No hay dudas, que el mejor lector que he conocido se llamaba: Jaime La Paz Alanís.
Llegó el “Faime”, como se auto llamaba, a la librería, en La Recova serenense, rengueando; hablaba entrecortado y era evidentemente cegatón. Puso casi todo el cuerpo sobre los libros. Balbuceaba y babeaba, y situaba sus ojos sobre las letras humedeciendo los lomos. Me cayó mal al tiro. Aún más, cuando me dijo que le gustaban los libros de guerra. Medité: tengo que ser tolerante con el prójimo. Era muy burdo para tomar los libros; además, se demoraba mucho en hojearlos. Era indudable que sufría de algún retraso y de alguna enfermedad psicomotora. No se daba cuenta o no le afectaba que la gente lo mirara con curiosidad, y que se hicieran a un lado.

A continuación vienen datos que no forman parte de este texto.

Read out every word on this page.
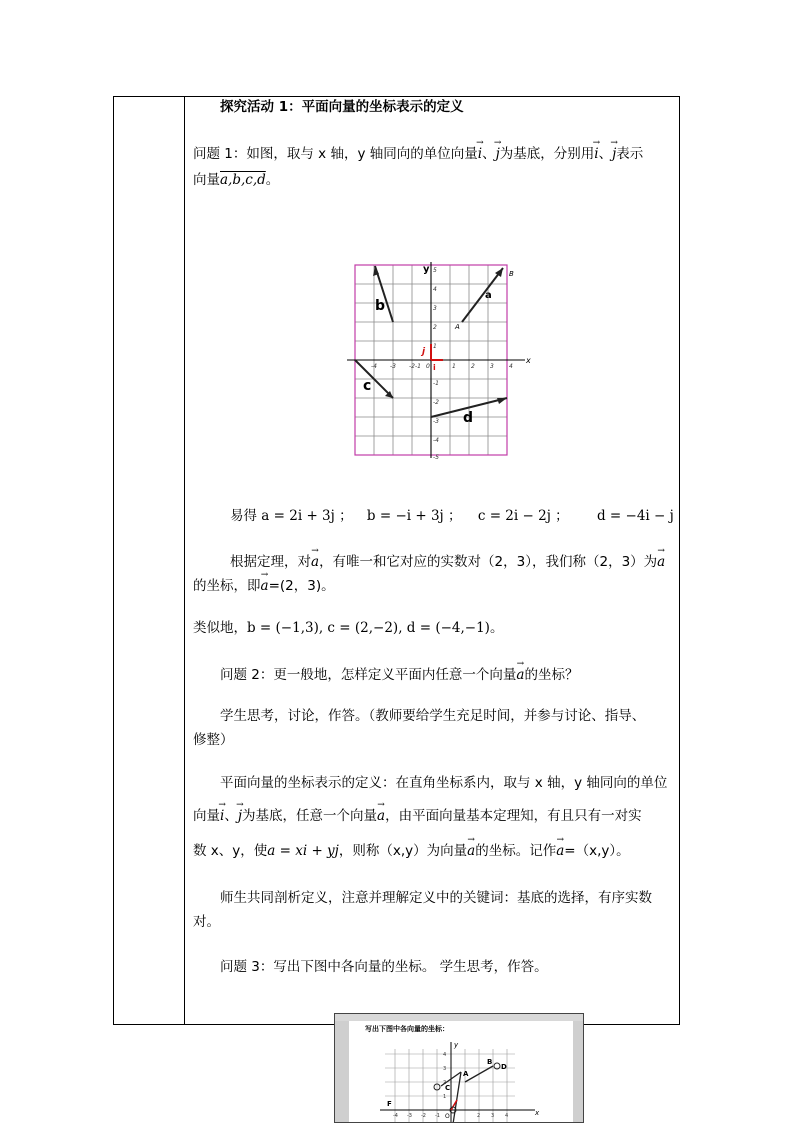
探究活动 1：平面向量的坐标表示的定义
问题 1：如图，取与 x 轴，y 轴同向的单位向量→ i、→ j为基底，分别用→ i、→ j表示
向量a,b,c,d。
易得 a = 2i + 3j ； b = −i + 3j ； c = 2i − 2j ； d = −4i − j
根据定理，对→ a，有唯一和它对应的实数对（2，3），我们称（2，3）为→ a
的坐标，即→ a=(2，3)。
类似地，b = (−1,3), c = (2,−2), d = (−4,−1)。
问题 2：更一般地，怎样定义平面内任意一个向量→ a的坐标？
学生思考，讨论，作答。（教师要给学生充足时间，并参与讨论、指导、
修整）
平面向量的坐标表示的定义：在直角坐标系内，取与 x 轴，y 轴同向的单位
向量→ i、→ j为基底，任意一个向量→ a，由平面向量基本定理知，有且只有一对实
数 x、y，使a = xi + yj，则称（x,y）为向量→ a的坐标。记作→ a=（x,y）。
师生共同剖析定义，注意并理解定义中的关键词：基底的选择，有序实数
对。
问题 3：写出下图中各向量的坐标。 学生思考，作答。
x
y
-4 -3 -2 -1 0	1	2	3	4
5
4
3
2
1
-1
-2
-3
-4
-5
i
j
a
A
B
b
c
d
写出下图中各向量的坐标：
y
x
C
A
B
D
F
O
4
3
2
1
-4 -3 -2 -1	2 3 4
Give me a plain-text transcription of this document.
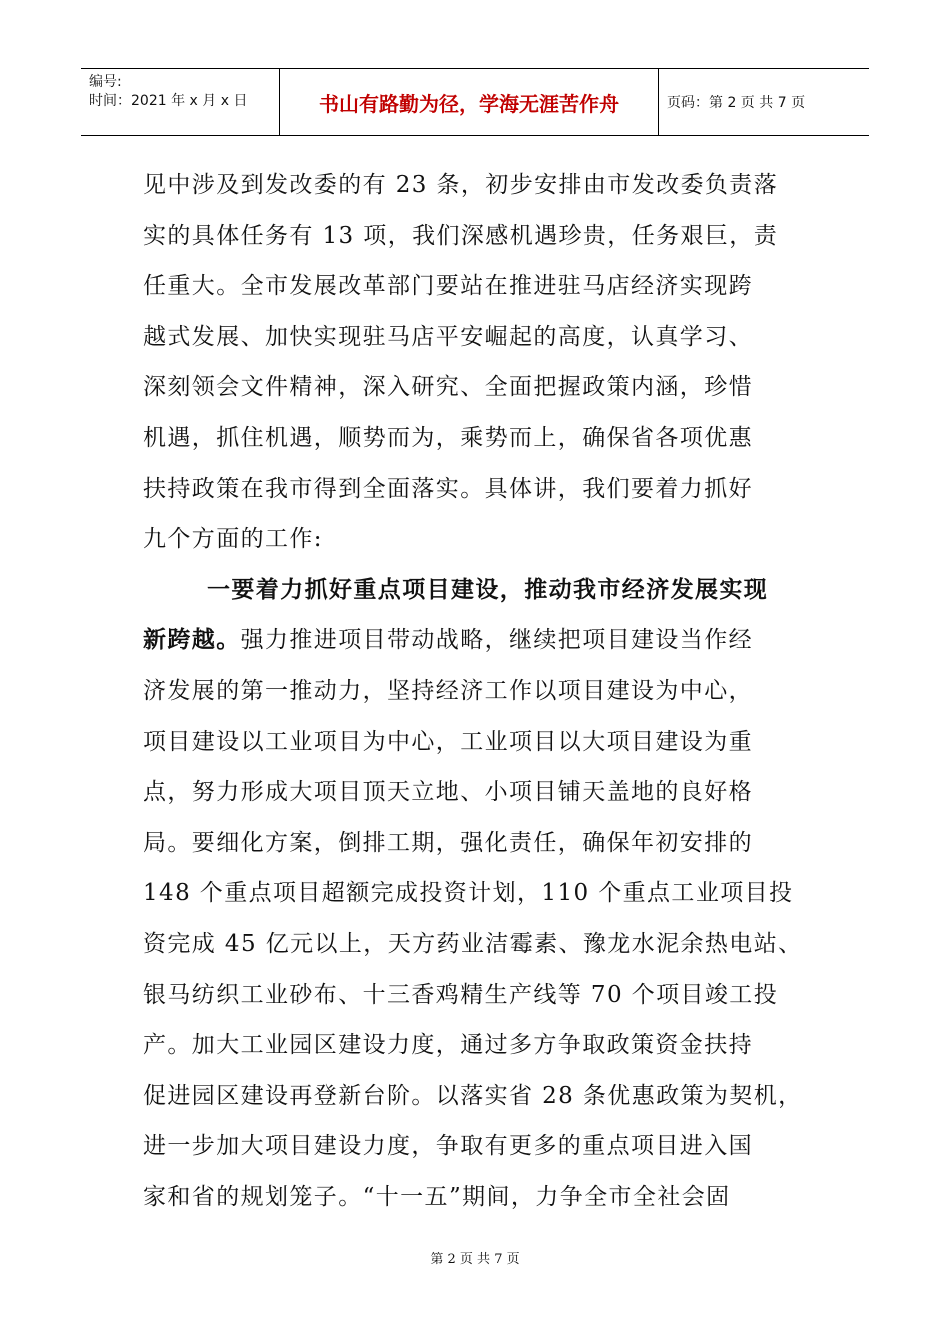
编号:
时间：2021 年 x 月 x 日	书山有路勤为径，学海无涯苦作舟	页码：第 2 页 共 7 页
见中涉及到发改委的有 23 条，初步安排由市发改委负责落
实的具体任务有 13 项，我们深感机遇珍贵，任务艰巨，责
任重大。全市发展改革部门要站在推进驻马店经济实现跨
越式发展、加快实现驻马店平安崛起的高度，认真学习、
深刻领会文件精神，深入研究、全面把握政策内涵，珍惜
机遇，抓住机遇，顺势而为，乘势而上，确保省各项优惠
扶持政策在我市得到全面落实。具体讲，我们要着力抓好
九个方面的工作:
一要着力抓好重点项目建设，推动我市经济发展实现
新跨越。强力推进项目带动战略，继续把项目建设当作经
济发展的第一推动力，坚持经济工作以项目建设为中心，
项目建设以工业项目为中心，工业项目以大项目建设为重
点，努力形成大项目顶天立地、小项目铺天盖地的良好格
局。要细化方案，倒排工期，强化责任，确保年初安排的
148 个重点项目超额完成投资计划，110 个重点工业项目投
资完成 45 亿元以上，天方药业洁霉素、豫龙水泥余热电站、
银马纺织工业砂布、十三香鸡精生产线等 70 个项目竣工投
产。加大工业园区建设力度，通过多方争取政策资金扶持
促进园区建设再登新台阶。以落实省 28 条优惠政策为契机，
进一步加大项目建设力度，争取有更多的重点项目进入国
家和省的规划笼子。“十一五”期间，力争全市全社会固
第 2 页 共 7 页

Para mi alivio, después de un par de horas, se fue. Espero que no vuelva, pensé.
Pero, al día siguiente, estaba allí; a los días siguientes, también. Mi consideración empezó a superar la incomodidad. Hablaba entrecortado y fuerte. La mayoría de mis clientes de esa época eran residuos de las revoluciones del siglo XIX. Lo escuchaban con desagrado. Más, cuando dijo que era de familia de militares. Para dejarlo tranquilo y callado, le ponía libros de la Segunda Guerra, después de la Guerra del Pacífico y, luego, de cualquier guerra. Hablaba con conocimiento de los “falemanes”.
Un día, sin razón aparente, me preguntó:
—Don Arturo, usted fue soldado.
Sorprendido porque sabía mi nombre, respondí:
—Sí —le dije—, del glorioso regimiento Atacama. Luego, se marchó, y me quedé más tranquilo.
Pero, siguió volviendo. Seguramente, con mi afable tolerancia entraba a la librería, sigiloso. Él mismo iba a las estanterías y sacaba los libros, Y, después, los dejaba allí mismo. Mi sorpresa fue que empezó a comprar. Primero, uno de uniformes de militares; después, otros de batallas; cualquier cosa que dijera guerra o aparecieran soldados. Como pasaba tanto tiempo en la librería, me acostumbré a su presencia; incluso, compartíamos un café y unos sánguches de suspiro de monja. Yo le recomendaba libros que no fueran precisamente de guerra, pero que tuvieran títulos que lo motivara: Sobre héroes y tumbas, De los vivos y de los muertos, La guerra y la paz, La guerra de los mundos, etc. Después, empecé a ofrecerle antologías de poesía; libros de viajes, de amor y de arqueología.
En un momento, dijo:
— Este lo compro para el pago de los jubilados de las FFAA.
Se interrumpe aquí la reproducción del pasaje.